The golden-age mystical hero, Ibis the Invincible, is seriously injured in a battle to keep the helmet of Dr. Fate from the evil god, Set. So he summons a young Egyptian-American boy to take over his mantle and become the new Ibis the Invincible. This self-contained story is rather serviceable with enough suspense and action to keep the reader interested although probably not enough to make the characters very memorable. The art is a nice combination of the mundane and the unearthly with Set looking very intimidating as a dark form in the shadows.

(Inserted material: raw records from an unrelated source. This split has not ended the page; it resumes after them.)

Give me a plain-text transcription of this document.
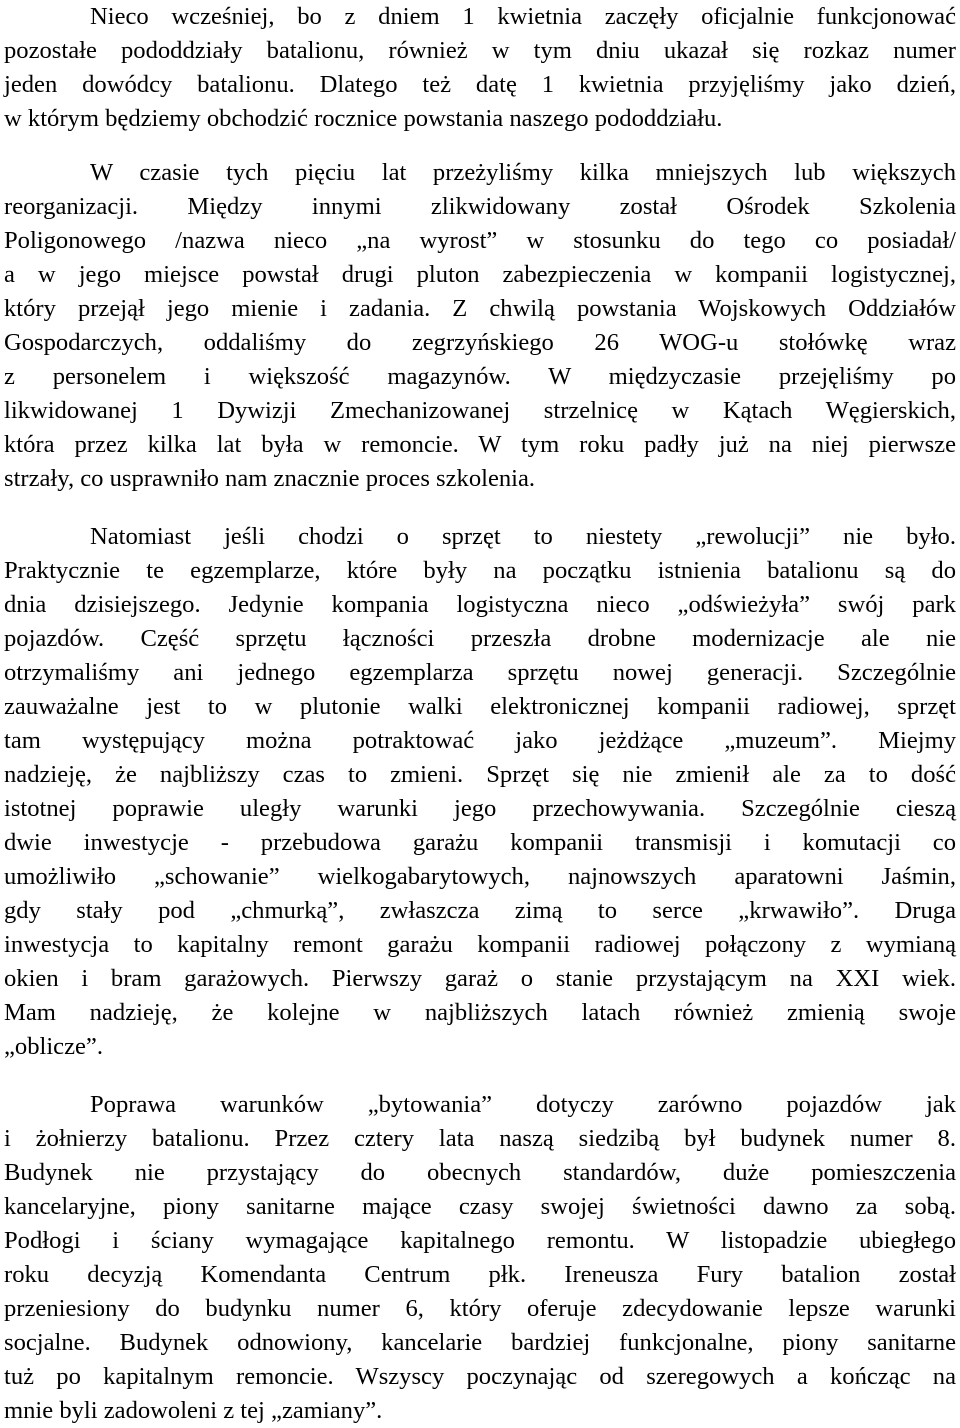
Nieco wcześniej, bo z dniem 1 kwietnia zaczęły oficjalnie funkcjonować
pozostałe pododdziały batalionu, również w tym dniu ukazał się rozkaz numer
jeden dowódcy batalionu. Dlatego też datę 1 kwietnia przyjęliśmy jako dzień,
w którym będziemy obchodzić rocznice powstania naszego pododdziału.
W czasie tych pięciu lat przeżyliśmy kilka mniejszych lub większych
reorganizacji. Między innymi zlikwidowany został Ośrodek Szkolenia
Poligonowego /nazwa nieco „na wyrost” w stosunku do tego co posiadał/
a w jego miejsce powstał drugi pluton zabezpieczenia w kompanii logistycznej,
który przejął jego mienie i zadania. Z chwilą powstania Wojskowych Oddziałów
Gospodarczych, oddaliśmy do zegrzyńskiego 26 WOG-u stołówkę wraz
z personelem i większość magazynów. W międzyczasie przejęliśmy po
likwidowanej 1 Dywizji Zmechanizowanej strzelnicę w Kątach Węgierskich,
która przez kilka lat była w remoncie. W tym roku padły już na niej pierwsze
strzały, co usprawniło nam znacznie proces szkolenia.
Natomiast jeśli chodzi o sprzęt to niestety „rewolucji” nie było.
Praktycznie te egzemplarze, które były na początku istnienia batalionu są do
dnia dzisiejszego. Jedynie kompania logistyczna nieco „odświeżyła” swój park
pojazdów. Część sprzętu łączności przeszła drobne modernizacje ale nie
otrzymaliśmy ani jednego egzemplarza sprzętu nowej generacji. Szczególnie
zauważalne jest to w plutonie walki elektronicznej kompanii radiowej, sprzęt
tam występujący można potraktować jako jeżdżące „muzeum”. Miejmy
nadzieję, że najbliższy czas to zmieni. Sprzęt się nie zmienił ale za to dość
istotnej poprawie uległy warunki jego przechowywania. Szczególnie cieszą
dwie inwestycje - przebudowa garażu kompanii transmisji i komutacji co
umożliwiło „schowanie” wielkogabarytowych, najnowszych aparatowni Jaśmin,
gdy stały pod „chmurką”, zwłaszcza zimą to serce „krwawiło”. Druga
inwestycja to kapitalny remont garażu kompanii radiowej połączony z wymianą
okien i bram garażowych. Pierwszy garaż o stanie przystającym na XXI wiek.
Mam nadzieję, że kolejne w najbliższych latach również zmienią swoje
„oblicze”.
Poprawa warunków „bytowania” dotyczy zarówno pojazdów jak
i żołnierzy batalionu. Przez cztery lata naszą siedzibą był budynek numer 8.
Budynek nie przystający do obecnych standardów, duże pomieszczenia
kancelaryjne, piony sanitarne mające czasy swojej świetności dawno za sobą.
Podłogi i ściany wymagające kapitalnego remontu. W listopadzie ubiegłego
roku decyzją Komendanta Centrum płk. Ireneusza Fury batalion został
przeniesiony do budynku numer 6, który oferuje zdecydowanie lepsze warunki
socjalne. Budynek odnowiony, kancelarie bardziej funkcjonalne, piony sanitarne
tuż po kapitalnym remoncie. Wszyscy poczynając od szeregowych a kończąc na
mnie byli zadowoleni z tej „zamiany”.
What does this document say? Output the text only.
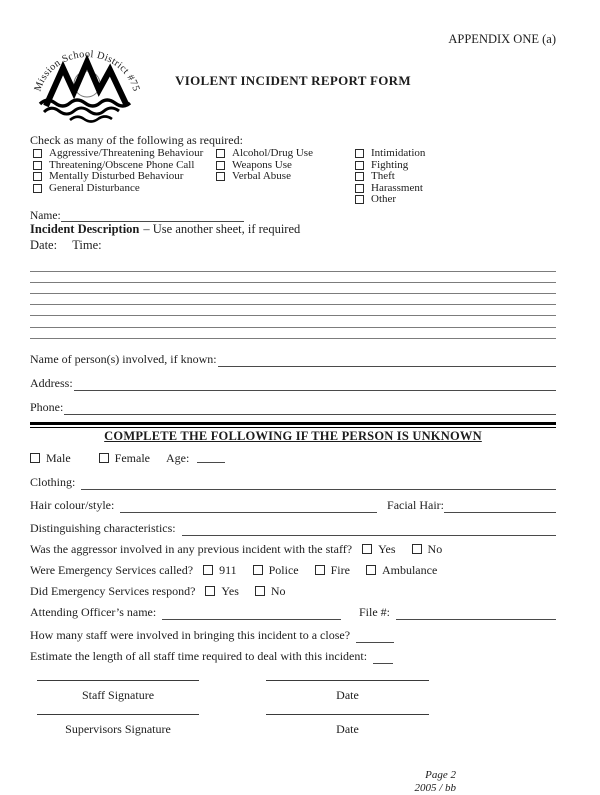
Mission School District #75
APPENDIX ONE (a)
VIOLENT INCIDENT REPORT FORM
Check as many of the following as required:
Aggressive/Threatening Behaviour
Threatening/Obscene Phone Call
Mentally Disturbed Behaviour
General Disturbance
Alcohol/Drug Use
Weapons Use
Verbal Abuse
Intimidation
Fighting
Theft
Harassment
Other
Name:
Incident Description – Use another sheet, if required
Date: Time:
Name of person(s) involved, if known:
Address:
Phone:
COMPLETE THE FOLLOWING IF THE PERSON IS UNKNOWN
Male	Female Age:
Clothing:
Hair colour/style:	Facial Hair:
Distinguishing characteristics:
Was the aggressor involved in any previous incident with the staff? Yes	No
Were Emergency Services called? 911	Police	Fire	Ambulance
Did Emergency Services respond? Yes	No
Attending Officer’s name:	File #:
How many staff were involved in bringing this incident to a close?
Estimate the length of all staff time required to deal with this incident:
Staff Signature	Date
Supervisors Signature	Date
Page 2
2005 / bb
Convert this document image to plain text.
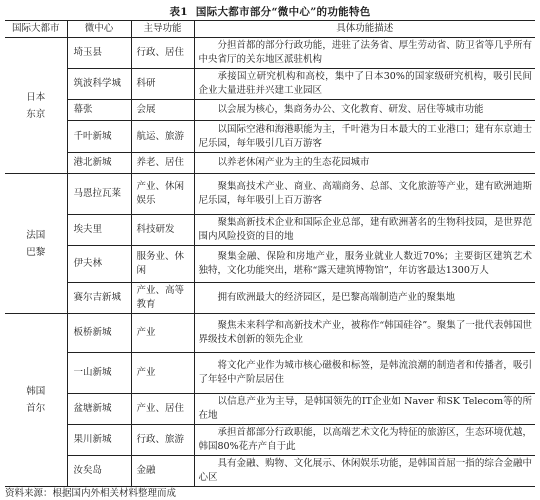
表1 国际大都市部分“微中心”的功能特色
国际大都市	微中心	主导功能	具体功能描述

日本
东京	埼玉县	行政、居住	分担首都的部分行政功能，进驻了法务省、厚生劳动省、防卫省等几乎所有中央省厅的关东地区派驻机构
	筑波科学城	科研	承接国立研究机构和高校，集中了日本30%的国家级研究机构，吸引民间企业大量进驻并兴建工业园区
	幕张	会展	以会展为核心，集商务办公、文化教育、研发、居住等城市功能
	千叶新城	航运、旅游	以国际空港和海港职能为主，千叶港为日本最大的工业港口；建有东京迪士尼乐园，每年吸引几百万游客
	港北新城	养老、居住	以养老休闲产业为主的生态花园城市

法国
巴黎	马恩拉瓦莱	产业、休闲娱乐	聚集高技术产业、商业、高端商务、总部、文化旅游等产业，建有欧洲迪斯尼乐园，每年吸引上百万游客
	埃夫里	科技研发	聚集高新技术企业和国际企业总部，建有欧洲著名的生物科技园，是世界范围内风险投资的目的地
	伊夫林	服务业、休闲	聚集金融、保险和房地产业，服务业就业人数近70%；主要街区建筑艺术独特，文化功能突出，堪称“露天建筑博物馆”，年访客最达1300万人
	赛尔吉新城	产业、高等教育	拥有欧洲最大的经济园区，是巴黎高端制造产业的聚集地

韩国
首尔	板桥新城	产业	聚焦未来科学和高新技术产业，被称作“韩国硅谷”。聚集了一批代表韩国世界级技术创新的领先企业
	一山新城	产业	将文化产业作为城市核心磁极和标签，是韩流浪潮的制造者和传播者，吸引了年轻中产阶层居住
	盆塘新城	产业、居住	以信息产业为主导，是韩国领先的IT企业如 Naver 和SK Telecom等的所在地
	果川新城	行政、旅游	承担首都部分行政职能，以高端艺术文化为特征的旅游区，生态环境优越，韩国80%花卉产自于此
	汝矣岛	金融	具有金融、购物、文化展示、休闲娱乐功能，是韩国首屈一指的综合金融中心区
资料来源：根据国内外相关材料整理而成
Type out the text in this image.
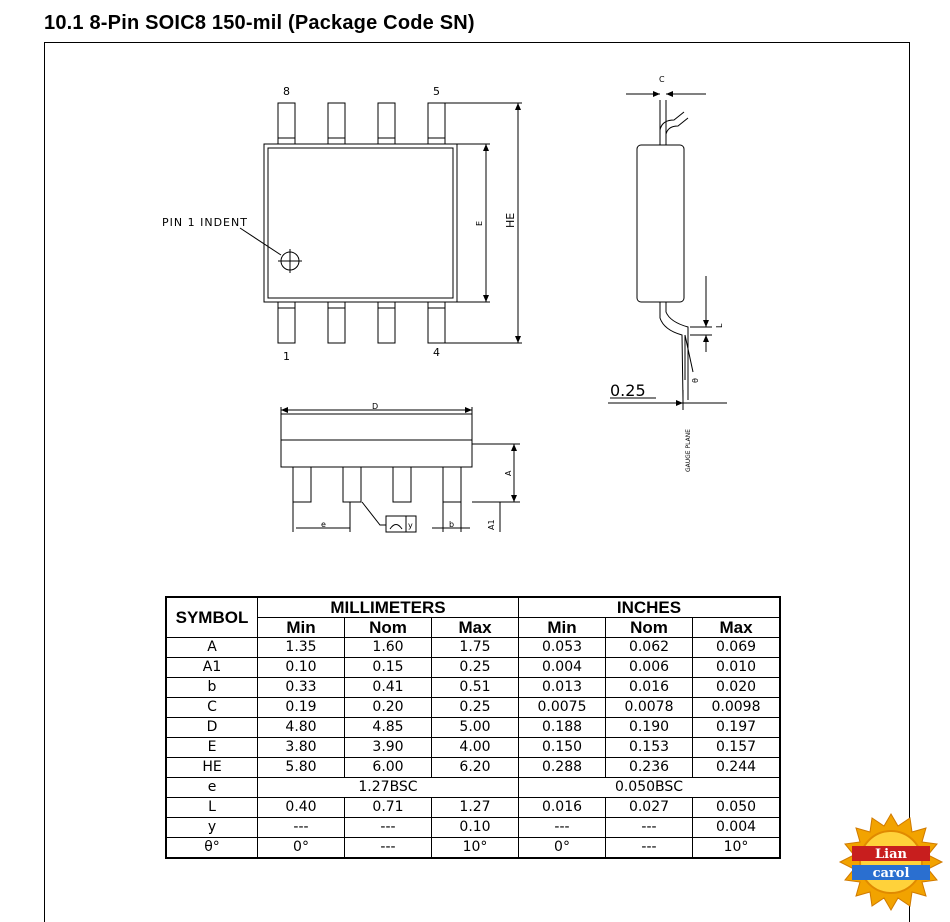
10.1 8-Pin SOIC8 150-mil (Package Code SN)
8	5
1	4
PIN 1 INDENT	E HE
C
L
θ
0.25
GAUGE PLANE
D
A
e	b	A1
y
SYMBOL	MILLIMETERS			INCHES		
	Min	Nom	Max	Min	Nom	Max
A	1.35	1.60	1.75	0.053	0.062	0.069
A1	0.10	0.15	0.25	0.004	0.006	0.010
b	0.33	0.41	0.51	0.013	0.016	0.020
C	0.19	0.20	0.25	0.0075	0.0078	0.0098
D	4.80	4.85	5.00	0.188	0.190	0.197
E	3.80	3.90	4.00	0.150	0.153	0.157
HE	5.80	6.00	6.20	0.288	0.236	0.244
e	1.27BSC			0.050BSC		
L	0.40	0.71	1.27	0.016	0.027	0.050
y	---	---	0.10	---	---	0.004
θ°	0°	---	10°	0°	---	10°	Lian
carol
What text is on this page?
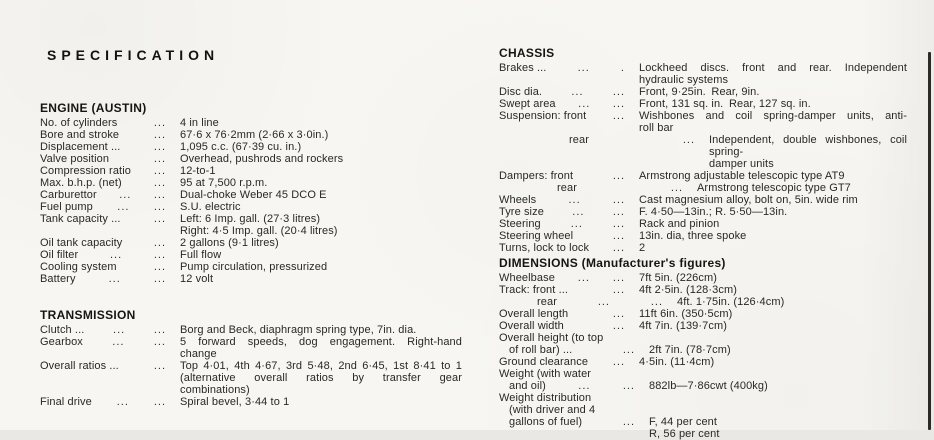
SPECIFICATION
ENGINE (AUSTIN)
No. of cylinders	... 4 in line
Bore and stroke	... 67·6 x 76·2mm (2·66 x 3·0in.)
Displacement ...	... 1,095 c.c. (67·39 cu. in.)
Valve position	... Overhead, pushrods and rockers
Compression ratio ... 12-to-1
Max. b.h.p. (net)	... 95 at 7,500 r.p.m.
Carburettor ... ... Dual-choke Weber 45 DCO E
Fuel pump ... ... S.U. electric
Tank capacity ...	... Left: 6 Imp. gall. (27·3 litres)
Right: 4·5 Imp. gall. (20·4 litres)
Oil tank capacity	... 2 gallons (9·1 litres)
Oil filter	...	... Full flow
Cooling system	... Pump circulation, pressurized
Battery	...	... 12 volt
TRANSMISSION
Clutch ...	...	... Borg and Beck, diaphragm spring type, 7in. dia.
Gearbox	...	... 5 forward speeds, dog engagement. Right-hand
change
Overall ratios ...	... Top 4·01, 4th 4·67, 3rd 5·48, 2nd 6·45, 1st 8·41 to 1
(alternative overall ratios by transfer gear
combinations)
Final drive ... ... Spiral bevel, 3·44 to 1
CHASSIS
Brakes ...	...	. Lockheed discs. front and rear. Independent
hydraulic systems
Disc dia.	...	... Front, 9·25in. Rear, 9in.
Swept area ... ... Front, 131 sq. in. Rear, 127 sq. in.
Suspension: front ... Wishbones and coil spring-damper units, anti-
roll bar
rear	... Independent, double wishbones, coil spring-
damper units
Dampers: front	... Armstrong adjustable telescopic type AT9
rear	... Armstrong telescopic type GT7
Wheels	...	... Cast magnesium alloy, bolt on, 5in. wide rim
Tyre size	...	... F. 4·50—13in.; R. 5·50—13in.
Steering	...	... Rack and pinion
Steering wheel	... 13in. dia, three spoke
Turns, lock to lock ... 2
DIMENSIONS (Manufacturer's figures)
Wheelbase ... ... 7ft 5in. (226cm)
Track: front ...	... 4ft 2·5in. (128·3cm)
rear	...	... 4ft. 1·75in. (126·4cm)
Overall length	... 11ft 6in. (350·5cm)
Overall width	... 4ft 7in. (139·7cm)
Overall height (to top
of roll bar) ...	... 2ft 7in. (78·7cm)
Ground clearance ... 4·5in. (11·4cm)
Weight (with water
and oil)	...	... 882lb—7·86cwt (400kg)
Weight distribution
(with driver and 4
gallons of fuel)	... F, 44 per cent
R, 56 per cent
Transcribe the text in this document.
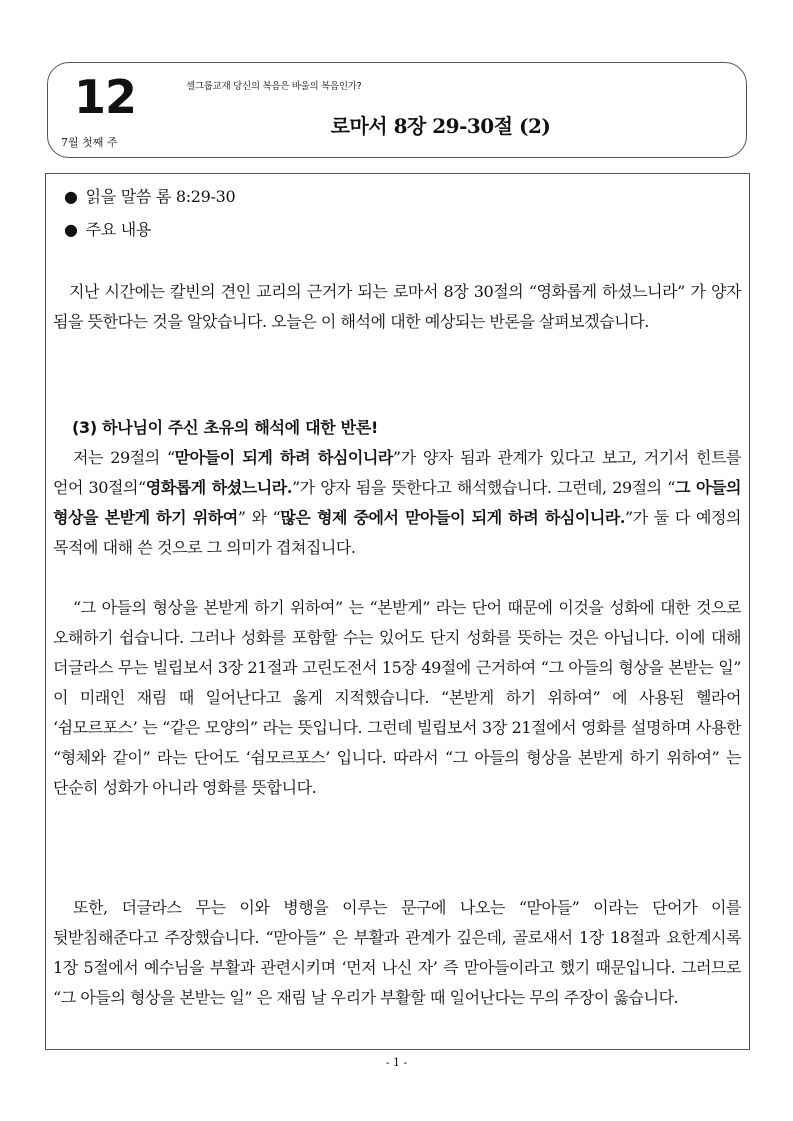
12
7월 첫째 주
셀그룹교재 당신의 복음은 바울의 복음인가?
로마서 8장 29-30절 (2)
● 읽을 말씀 롬 8:29-30
● 주요 내용
지난 시간에는 칼빈의 견인 교리의 근거가 되는 로마서 8장 30절의 “영화롭게 하셨느니라” 가 양자 됨을 뜻한다는 것을 알았습니다. 오늘은 이 해석에 대한 예상되는 반론을 살펴보겠습니다.
(3) 하나님이 주신 초유의 해석에 대한 반론!
저는 29절의 “맏아들이 되게 하려 하심이니라”가 양자 됨과 관계가 있다고 보고, 거기서 힌트를 얻어 30절의“영화롭게 하셨느니라.”가 양자 됨을 뜻한다고 해석했습니다. 그런데, 29절의 “그 아들의 형상을 본받게 하기 위하여” 와 “많은 형제 중에서 맏아들이 되게 하려 하심이니라.”가 둘 다 예정의 목적에 대해 쓴 것으로 그 의미가 겹쳐집니다.
“그 아들의 형상을 본받게 하기 위하여” 는 “본받게” 라는 단어 때문에 이것을 성화에 대한 것으로 오해하기 쉽습니다. 그러나 성화를 포함할 수는 있어도 단지 성화를 뜻하는 것은 아닙니다. 이에 대해 더글라스 무는 빌립보서 3장 21절과 고린도전서 15장 49절에 근거하여 “그 아들의 형상을 본받는 일” 이 미래인 재림 때 일어난다고 옳게 지적했습니다. “본받게 하기 위하여” 에 사용된 헬라어 ‘쉼모르포스’ 는 “같은 모양의” 라는 뜻입니다. 그런데 빌립보서 3장 21절에서 영화를 설명하며 사용한 “형체와 같이” 라는 단어도 ‘쉼모르포스’ 입니다. 따라서 “그 아들의 형상을 본받게 하기 위하여” 는 단순히 성화가 아니라 영화를 뜻합니다.
또한, 더글라스 무는 이와 병행을 이루는 문구에 나오는 “맏아들” 이라는 단어가 이를 뒷받침해준다고 주장했습니다. “맏아들” 은 부활과 관계가 깊은데, 골로새서 1장 18절과 요한계시록 1장 5절에서 예수님을 부활과 관련시키며 ‘먼저 나신 자’ 즉 맏아들이라고 했기 때문입니다. 그러므로 “그 아들의 형상을 본받는 일” 은 재림 날 우리가 부활할 때 일어난다는 무의 주장이 옳습니다.
- 1 -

What hurts this book is that it already sounds so old-hat. It offers just another teenaged kid with an ethnic background assuming the name and powers of an old superhero. This has been done in "Son of Vulcan," in "Firestorm" and "Blue Beetle" and this issue just looks like another re-hash of this theme. The writer plays up the fact that the hero of this story is an Arab (and presumably a Muslim) who is a victim of racist bullying but the story hardly shows the kid or his family doing anything that would make him different from thousands of bullied, white-bread kids that we have seen in hundreds of comics.